Ieri, ha fatto il giro del mondo la notizia che la bellissima Angelina Jolie si era fatta asportare ambedue i seni per evitare l’insorgere di un tumore alla mammella, causato da una predisposizione genetica.
Oggi arriva il dotto parere medico del professor Veronesi, che, a Repubblica News, precisa:  ”Tumore, vince la diagnosi precoce”.

”I fattori di rischio del tumore al seno oggi sono molto più chiari. Davanti a un caso come quello della Jolie c’erano due strade: la prima è quella seguita dall’attrice, eliminare il rischio eliminando il seno. L’altra alternativa è il controllo periodico. Che ha, nel caso della diagnosi precoce, una percentuale di guarigione del 98 per cento”.

Per rigore scientifico e correttezza dell’informazione, va detto che la diagnosi ‘precoce’ non vince affatto rispetto all’asportazione preventiva: nel primo caso due donne su cento non guariscono (98%), nel secondo caso proprio non insorge il tumore (N.B. probabilità bassissima). Una bella differenza.

Inoltre, il termine ‘guarigione’ usato dal prof. Veronesi significa, più precisamente, ‘non si riammala di tumore al seno nell’arco di cinque anni’, cosa molto diversa dal guarire comunemente inteso.

Infine, mentre Angelina Jolie nel giro di un mesetto ha asportato ghiandole e ricostruito mammelle, chi volesse affidarsi alla ‘diagnosi precoce’ potrebbe anche dover trovarsi a combattere con un tumore per mesi ed anni, sempre con il rischio di essere una delle due donne su cento che non guariscono.

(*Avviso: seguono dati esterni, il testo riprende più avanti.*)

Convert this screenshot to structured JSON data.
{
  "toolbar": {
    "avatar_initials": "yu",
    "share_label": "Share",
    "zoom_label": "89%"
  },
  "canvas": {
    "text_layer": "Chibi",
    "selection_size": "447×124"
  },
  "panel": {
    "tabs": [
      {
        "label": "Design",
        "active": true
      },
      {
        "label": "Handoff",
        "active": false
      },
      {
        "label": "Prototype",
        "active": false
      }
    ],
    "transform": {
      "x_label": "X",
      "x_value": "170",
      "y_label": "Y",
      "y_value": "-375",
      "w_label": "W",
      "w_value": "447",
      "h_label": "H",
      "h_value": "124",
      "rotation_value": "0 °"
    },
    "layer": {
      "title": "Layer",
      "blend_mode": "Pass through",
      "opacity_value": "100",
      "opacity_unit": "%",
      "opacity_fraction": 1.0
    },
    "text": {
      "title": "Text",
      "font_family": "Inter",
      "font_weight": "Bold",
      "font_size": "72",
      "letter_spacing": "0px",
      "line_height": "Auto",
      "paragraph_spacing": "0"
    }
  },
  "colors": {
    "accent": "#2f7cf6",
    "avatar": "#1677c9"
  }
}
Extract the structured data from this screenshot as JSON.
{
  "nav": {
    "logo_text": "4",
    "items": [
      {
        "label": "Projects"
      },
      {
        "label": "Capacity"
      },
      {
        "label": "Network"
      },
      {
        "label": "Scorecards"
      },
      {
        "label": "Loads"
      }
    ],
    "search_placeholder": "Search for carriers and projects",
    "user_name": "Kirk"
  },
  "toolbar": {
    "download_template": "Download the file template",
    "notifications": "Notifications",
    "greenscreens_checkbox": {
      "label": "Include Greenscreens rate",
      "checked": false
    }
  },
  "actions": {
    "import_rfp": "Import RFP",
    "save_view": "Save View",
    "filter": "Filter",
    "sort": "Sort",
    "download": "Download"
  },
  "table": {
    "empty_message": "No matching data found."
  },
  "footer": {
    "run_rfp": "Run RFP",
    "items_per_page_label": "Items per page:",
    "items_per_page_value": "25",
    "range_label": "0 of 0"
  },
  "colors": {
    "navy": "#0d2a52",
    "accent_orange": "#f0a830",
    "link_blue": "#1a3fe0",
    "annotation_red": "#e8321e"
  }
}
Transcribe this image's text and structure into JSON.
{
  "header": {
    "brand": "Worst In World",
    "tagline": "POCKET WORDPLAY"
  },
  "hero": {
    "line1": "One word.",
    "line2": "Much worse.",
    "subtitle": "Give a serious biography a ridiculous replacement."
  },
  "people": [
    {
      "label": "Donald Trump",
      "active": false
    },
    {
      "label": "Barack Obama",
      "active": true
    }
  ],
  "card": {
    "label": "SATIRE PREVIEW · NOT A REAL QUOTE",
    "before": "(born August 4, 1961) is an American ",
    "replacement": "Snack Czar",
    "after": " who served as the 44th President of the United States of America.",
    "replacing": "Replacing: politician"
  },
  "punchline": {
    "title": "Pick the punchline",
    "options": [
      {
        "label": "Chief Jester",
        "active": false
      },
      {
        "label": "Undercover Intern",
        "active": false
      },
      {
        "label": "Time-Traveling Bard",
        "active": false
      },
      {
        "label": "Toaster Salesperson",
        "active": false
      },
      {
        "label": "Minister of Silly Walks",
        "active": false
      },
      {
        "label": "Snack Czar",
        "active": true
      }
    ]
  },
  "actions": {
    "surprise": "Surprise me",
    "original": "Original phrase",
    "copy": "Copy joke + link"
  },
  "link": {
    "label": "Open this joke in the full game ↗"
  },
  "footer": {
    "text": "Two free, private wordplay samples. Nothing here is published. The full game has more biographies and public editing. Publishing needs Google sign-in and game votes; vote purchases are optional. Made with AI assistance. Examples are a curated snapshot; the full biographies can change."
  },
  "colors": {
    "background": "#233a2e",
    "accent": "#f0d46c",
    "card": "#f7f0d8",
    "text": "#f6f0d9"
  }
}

Una bella differenza, non c’è che dire, sia per l’aspettativa in vita del paziente, sia per la qualità della sua vita e quella dei familiari.

Una differenza poco spiegabile, se la genetica – la vera dignosi precoce – annunciava ad Angelina Jolie un 87% di possibilità di sviluppare un tumore al seno e se la chirurgia permette di risolvere tutto con un intervento chirurgico, privo di controindicazioni particolari.

Perchè sconsigliare un intervento di mastectomia e protesi al seno, che può rientrare in un costo inferiore ai 10.000 euro, mentre le cure oncologiche costano molto di più, richiedono più strutture e più occupati, costringono il malato a lunghe trafile e ad assumere farmaci con pesantissime ricadute?

L’ha detto Veronesi? E pensate che Angelina Jolie, star di Hollywood e stramilionaria, si sia rivolta ad un oncologo con minori capacità del nostro anziano guru dell’oncologia?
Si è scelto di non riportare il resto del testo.